I'm working on generating an array of unsigned 32-bit integers (u32) that I want to cache in SQLite as a blob. Right now, I'm using Brotli for compression, but I'm exploring other algorithms that are specifically designed for integers or may be more efficient for my needs.
Here's a sample of the kind of data I'm dealing with:
1979581047
2147354403
2143158563
1069350960
1056452628
1041771523
1041774594
1041783875
1057521728
1058570576
957973072
943429328
947566289
951760514
2109386370
2107289218
2140055426
2144252306
2127474834
2128524467
1996401905
1996400867
2004285670
1463179366
1461145143
The number of elements can range from a few thousand up to 40,000. My main priority is fast decompression and a good size ratio since I'm using this for local caching and need to read and decompress the data frequently.
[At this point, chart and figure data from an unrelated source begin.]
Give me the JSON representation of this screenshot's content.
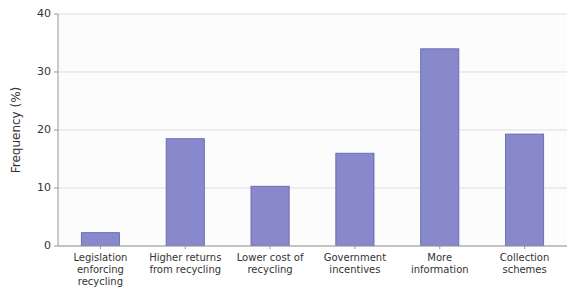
{
  "chart_data": {
    "type": "bar",
    "categories": [
      "Legislation\nenforcing\nrecycling",
      "Higher returns\nfrom recycling",
      "Lower cost of\nrecycling",
      "Government\nincentives",
      "More\ninformation",
      "Collection\nschemes"
    ],
    "values": [
      2.3,
      18.5,
      10.3,
      16.0,
      34.0,
      19.3
    ],
    "color": "#8888cc",
    "ylabel": "Frequency (%)",
    "ylim": [
      0,
      40
    ],
    "yticks": [
      0,
      10,
      20,
      30,
      40
    ],
    "grid": true
  }
}
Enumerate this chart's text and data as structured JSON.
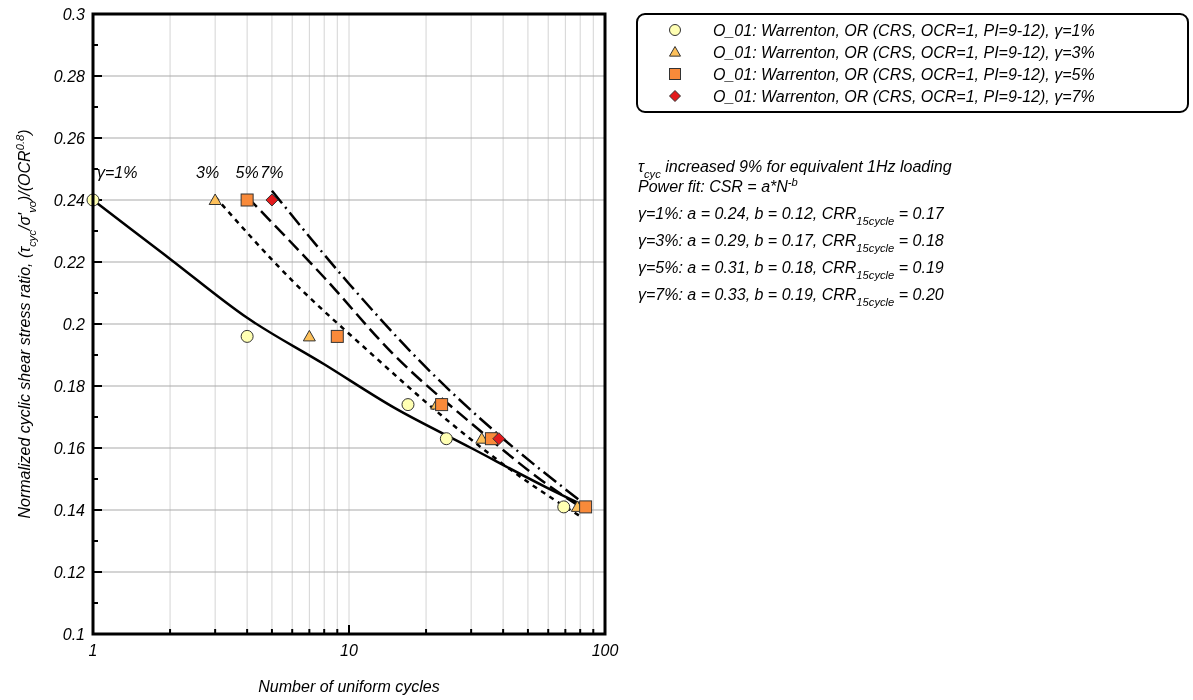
{
  "chart_data": {
    "type": "scatter",
    "xlabel": "Number of uniform cycles",
    "ylabel": "Normalized cyclic shear stress ratio, (τ$_{cyc}$/σ'$_{vo}$)/(OCR$^{0.8}$)",
    "log": "x",
    "grid": true,
    "legend": "top right",
    "xlim": [
      1,
      100
    ],
    "xticks": [
      1,
      {
        "value": 2,
        "label": null
      },
      {
        "value": 3,
        "label": null
      },
      {
        "value": 4,
        "label": null
      },
      {
        "value": 5,
        "label": null
      },
      {
        "value": 6,
        "label": null
      },
      {
        "value": 7,
        "label": null
      },
      {
        "value": 8,
        "label": null
      },
      {
        "value": 9,
        "label": null
      },
      10,
      {
        "value": 20,
        "label": null
      },
      {
        "value": 30,
        "label": null
      },
      {
        "value": 40,
        "label": null
      },
      {
        "value": 50,
        "label": null
      },
      {
        "value": 60,
        "label": null
      },
      {
        "value": 70,
        "label": null
      },
      {
        "value": 80,
        "label": null
      },
      {
        "value": 90,
        "label": null
      },
      100
    ],
    "ylim": [
      0.1,
      0.3
    ],
    "yticks": [
      0.1,
      0.12,
      0.14,
      0.16,
      0.18,
      0.2,
      0.22,
      0.24,
      0.26,
      0.28,
      0.3
    ],
    "series": [
      {
        "name": "O_01: Warrenton, OR (CRS, OCR=1, PI=9-12), γ=1%",
        "color": "#ffffb3",
        "marker": "circle",
        "x": [
          1,
          4,
          17,
          24,
          69
        ],
        "values": [
          0.24,
          0.196,
          0.174,
          0.163,
          0.141
        ]
      },
      {
        "name": "O_01: Warrenton, OR (CRS, OCR=1, PI=9-12), γ=3%",
        "color": "#fdc05a",
        "marker": "triangle",
        "x": [
          3,
          7,
          22,
          33,
          78
        ],
        "values": [
          0.24,
          0.196,
          0.174,
          0.163,
          0.141
        ]
      },
      {
        "name": "O_01: Warrenton, OR (CRS, OCR=1, PI=9-12), γ=5%",
        "color": "#f98a3a",
        "marker": "square",
        "x": [
          4,
          9,
          23,
          36,
          84
        ],
        "values": [
          0.24,
          0.196,
          0.174,
          0.163,
          0.141
        ]
      },
      {
        "name": "O_01: Warrenton, OR (CRS, OCR=1, PI=9-12), γ=7%",
        "color": "#e31a1c",
        "marker": "diamond",
        "x": [
          5,
          38.5
        ],
        "values": [
          0.24,
          0.163
        ]
      },
      {
        "type": "line",
        "color": "#000000",
        "line_style": "solid",
        "x": [
          1,
          2,
          4,
          8,
          15,
          30,
          60,
          80
        ],
        "values": [
          0.24,
          0.221,
          0.202,
          0.187,
          0.173,
          0.16,
          0.147,
          0.142
        ]
      },
      {
        "type": "line",
        "color": "#000000",
        "line_style": "dashed",
        "x": [
          3,
          6,
          12,
          25,
          50,
          80
        ],
        "values": [
          0.241,
          0.214,
          0.191,
          0.168,
          0.149,
          0.138
        ]
      },
      {
        "type": "line",
        "color": "#000000",
        "line_style": "dashed",
        "x": [
          4,
          8,
          15,
          30,
          60,
          80
        ],
        "values": [
          0.241,
          0.215,
          0.19,
          0.168,
          0.148,
          0.141
        ]
      },
      {
        "type": "line",
        "color": "#000000",
        "line_style": "dashed",
        "x": [
          5,
          10,
          20,
          40,
          80
        ],
        "values": [
          0.243,
          0.213,
          0.186,
          0.163,
          0.143
        ]
      }
    ],
    "annotations": [
      {
        "text": "γ=1%",
        "x": 1,
        "y": 0.24
      },
      {
        "text": "3%",
        "x": 3,
        "y": 0.24
      },
      {
        "text": "5%",
        "x": 4,
        "y": 0.24
      },
      {
        "text": "7%",
        "x": 5,
        "y": 0.24
      },
      "τ$_{cyc}$ increased 9% for equivalent 1Hz loading",
      "Power fit: CSR = a*N$^{-b}$",
      "γ=1%: a = 0.24, b = 0.12, CRR$_{15cycle}$ = 0.17",
      "γ=3%: a = 0.29, b = 0.17, CRR$_{15cycle}$ = 0.18",
      "γ=5%: a = 0.31, b = 0.18, CRR$_{15cycle}$ = 0.19",
      "γ=7%: a = 0.33, b = 0.19, CRR$_{15cycle}$ = 0.20"
    ]
  }
}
With Brotli, I managed to compress a sample of 14,518 u32 values from 153.7 KiB down to 54.4 KiB, but I'm open to suggestions for other algorithms that might work better for my case.
1 Answer
Have you considered using a database table instead of a blob? Using a blob might not be the best choice unless you really need all entries at once. If that is the case, okay, but you might introduce extra overhead.

Good point! I'm storing them for pattern matching between sets, so I need all of them available at once to compare. Thanks for the suggestion!